A student faced with extreme circumstances may have a chance of succeeding on an admissions appeal. This UCLA appeal letter sample is from a student who has documented proof that his high school transcripts were mixed up with those of another student with the same name. The other student had a considerably lower grade point average. The student is asking that his application be reprocessed with the correct high school transcripts.
I am writing to let you know that your office has confused my high school transcripts with those of another student with the same name resulting in the rejection of my application for admission to UCLA for the upcoming fall semester. When I received my rejection letter at my home this past Monday I noticed it was addressed to James C. Tyler instead of James E. Tyler. That was a red flag and I began investigating.

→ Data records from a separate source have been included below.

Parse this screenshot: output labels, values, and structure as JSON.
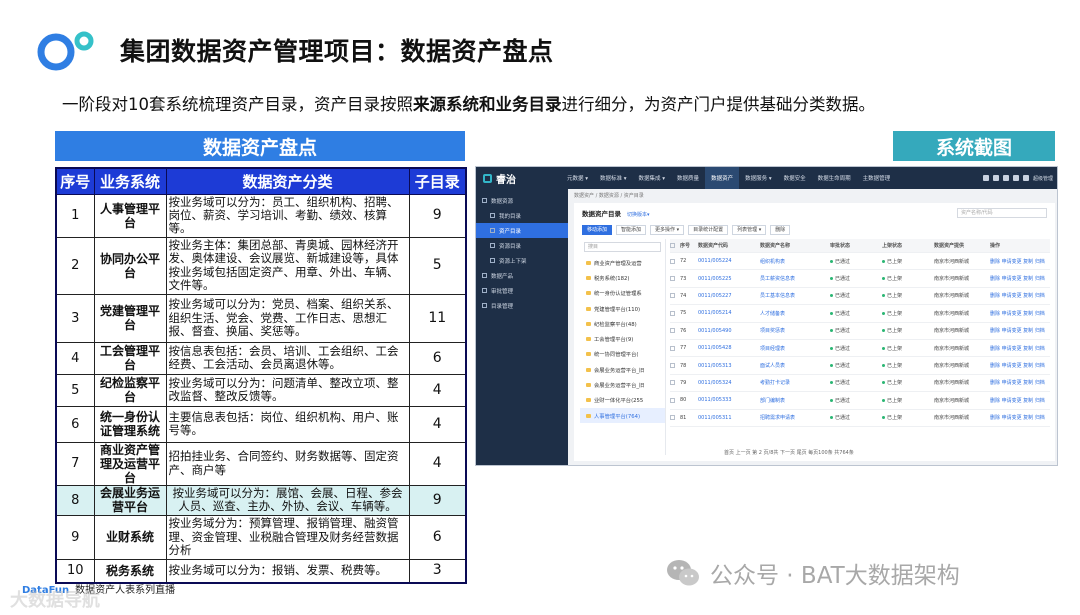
{
  "header": {
    "title": "集团数据资产管理项目：数据资产盘点",
    "subtitle_pre": "一阶段对10套系统梳理资产目录，资产目录按照",
    "subtitle_bold": "来源系统和业务目录",
    "subtitle_post": "进行细分，为资产门户提供基础分类数据。"
  },
  "left_banner": "数据资产盘点",
  "right_banner": "系统截图",
  "table": {
    "headers": [
      "序号",
      "业务系统",
      "数据资产分类",
      "子目录"
    ],
    "rows": [
      {
        "no": "1",
        "system": "人事管理平台",
        "category": "按业务域可以分为：员工、组织机构、招聘、岗位、薪资、学习培训、考勤、绩效、核算等。",
        "sub": "9"
      },
      {
        "no": "2",
        "system": "协同办公平台",
        "category": "按业务主体：集团总部、青奥城、园林经济开发、奥体建设、会议展览、新城建设等，具体按业务域包括固定资产、用章、外出、车辆、文件等。",
        "sub": "5"
      },
      {
        "no": "3",
        "system": "党建管理平台",
        "category": "按业务域可以分为：党员、档案、组织关系、组织生活、党会、党费、工作日志、思想汇报、督查、换届、奖惩等。",
        "sub": "11"
      },
      {
        "no": "4",
        "system": "工会管理平台",
        "category": "按信息表包括：会员、培训、工会组织、工会经费、工会活动、会员离退休等。",
        "sub": "6"
      },
      {
        "no": "5",
        "system": "纪检监察平台",
        "category": "按业务域可以分为：问题清单、整改立项、整改监督、整改反馈等。",
        "sub": "4"
      },
      {
        "no": "6",
        "system": "统一身份认证管理系统",
        "category": "主要信息表包括：岗位、组织机构、用户、账号等。",
        "sub": "4"
      },
      {
        "no": "7",
        "system": "商业资产管理及运营平台",
        "category": "招拍挂业务、合同签约、财务数据等、固定资产、商户等",
        "sub": "4"
      },
      {
        "no": "8",
        "system": "会展业务运营平台",
        "category": "按业务域可以分为：展馆、会展、日程、参会人员、巡查、主办、外协、会议、车辆等。",
        "sub": "9"
      },
      {
        "no": "9",
        "system": "业财系统",
        "category": "按业务域分为：预算管理、报销管理、融资管理、资金管理、业税融合管理及财务经营数据分析",
        "sub": "6"
      },
      {
        "no": "10",
        "system": "税务系统",
        "category": "按业务域可以分为：报销、发票、税费等。",
        "sub": "3"
      }
    ]
  },
  "source": {
    "brand": "DataFun",
    "text": "数据资产人表系列直播"
  },
  "watermark_left": "大数据导航",
  "watermark": "公众号 · BAT大数据架构",
  "screenshot": {
    "app_name": "睿治",
    "nav": [
      "元数据 ▾",
      "数据标准 ▾",
      "数据集成 ▾",
      "数据质量",
      "数据资产",
      "数据服务 ▾",
      "数据安全",
      "数据生命周期",
      "主数据管理"
    ],
    "nav_active": "数据资产",
    "user": "超级管理",
    "side": [
      {
        "label": "数据资源",
        "level": "top",
        "active": false
      },
      {
        "label": "我的目录",
        "level": "sub",
        "active": false
      },
      {
        "label": "资产目录",
        "level": "sub",
        "active": true
      },
      {
        "label": "资源目录",
        "level": "sub",
        "active": false
      },
      {
        "label": "资源上下架",
        "level": "sub",
        "active": false
      },
      {
        "label": "数据产品",
        "level": "top",
        "active": false
      },
      {
        "label": "审批管理",
        "level": "top",
        "active": false
      },
      {
        "label": "目录管理",
        "level": "top",
        "active": false
      }
    ],
    "breadcrumb": "数据资产 / 数据资源 / 资产目录",
    "panel_title": "数据资产目录",
    "panel_switch": "切换版本▾",
    "search_placeholder": "资产名称/代码",
    "actions": [
      "移动添加",
      "智能添加",
      "更多操作 ▾",
      "目录统计配置",
      "列表管理 ▾",
      "删除"
    ],
    "tree_search": "搜目",
    "tree": [
      {
        "label": "商业资产管理及运营",
        "active": false
      },
      {
        "label": "税务系统(182)",
        "active": false
      },
      {
        "label": "统一身份认证管理系",
        "active": false
      },
      {
        "label": "党建管理平台(110)",
        "active": false
      },
      {
        "label": "纪检监察平台(48)",
        "active": false
      },
      {
        "label": "工会管理平台(9)",
        "active": false
      },
      {
        "label": "统一协同管理平台(",
        "active": false
      },
      {
        "label": "会展业务运营平台_旧",
        "active": false
      },
      {
        "label": "会展业务运营平台_旧",
        "active": false
      },
      {
        "label": "业财一体化平台(255",
        "active": false
      },
      {
        "label": "人事管理平台(764)",
        "active": true
      }
    ],
    "grid_headers": [
      "序号",
      "数据资产代码",
      "数据资产名称",
      "审批状态",
      "上架状态",
      "数据资产提供",
      "操作"
    ],
    "grid_rows": [
      {
        "no": "72",
        "code": "0011/005224",
        "name": "组织机构表",
        "audit": "已通过",
        "shelf": "已上架",
        "src": "南京市河西新城",
        "op": "删除 申请变更 复制 归档"
      },
      {
        "no": "73",
        "code": "0011/005225",
        "name": "员工薪资信息表",
        "audit": "已通过",
        "shelf": "已上架",
        "src": "南京市河西新城",
        "op": "删除 申请变更 复制 归档"
      },
      {
        "no": "74",
        "code": "0011/005227",
        "name": "员工基本信息表",
        "audit": "已通过",
        "shelf": "已上架",
        "src": "南京市河西新城",
        "op": "删除 申请变更 复制 归档"
      },
      {
        "no": "75",
        "code": "0011/005214",
        "name": "人才储备表",
        "audit": "已通过",
        "shelf": "已上架",
        "src": "南京市河西新城",
        "op": "删除 申请变更 复制 归档"
      },
      {
        "no": "76",
        "code": "0011/005490",
        "name": "项目奖惩表",
        "audit": "已通过",
        "shelf": "已上架",
        "src": "南京市河西新城",
        "op": "删除 申请变更 复制 归档"
      },
      {
        "no": "77",
        "code": "0011/005428",
        "name": "项目经理表",
        "audit": "已通过",
        "shelf": "已上架",
        "src": "南京市河西新城",
        "op": "删除 申请变更 复制 归档"
      },
      {
        "no": "78",
        "code": "0011/005313",
        "name": "面试人员表",
        "audit": "已通过",
        "shelf": "已上架",
        "src": "南京市河西新城",
        "op": "删除 申请变更 复制 归档"
      },
      {
        "no": "79",
        "code": "0011/005324",
        "name": "考勤打卡记录",
        "audit": "已通过",
        "shelf": "已上架",
        "src": "南京市河西新城",
        "op": "删除 申请变更 复制 归档"
      },
      {
        "no": "80",
        "code": "0011/005333",
        "name": "部门编制表",
        "audit": "已通过",
        "shelf": "已上架",
        "src": "南京市河西新城",
        "op": "删除 申请变更 复制 归档"
      },
      {
        "no": "81",
        "code": "0011/005311",
        "name": "招聘需求申请表",
        "audit": "已通过",
        "shelf": "已上架",
        "src": "南京市河西新城",
        "op": "删除 申请变更 复制 归档"
      }
    ],
    "pager": "首页 上一页 第 2 页/8共 下一页 尾页 每页100条 共764条"
  }
}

I graduated from high school with James C. Tyler and he actually lives in my neighborhood. I am not sure if my high school counselor confused the transcripts or if they were mixed up after they arrived at the UCLA Admissions Office. At any rate, the other James Tyler has a grade point average of 3.15 and I have a GPA of 3.85.
I contacted the UCLA Admissions Office and spoke with a representative named Jane Spencer. She confirmed that the GPA recorded for me was 3.15 instead of 3.85. In addition, I found out that the combined SAT score recorded for me was 1900 instead of my correct combined SAT score of 2200. Adding insult to injury, I have found out that the other James Tyler was accepted for admission to UCLA beginning this fall.
I implore you to reconsider my application due to these unusual and extenuating circumstances. I have completed another application which is attached along with my correct high school transcripts and my correct SAT scores. I am more than happy to come to your office and meet with you regarding this situation, and I hope you will get in touch with me very soon as I have other college offers, but UCLA is my first choice.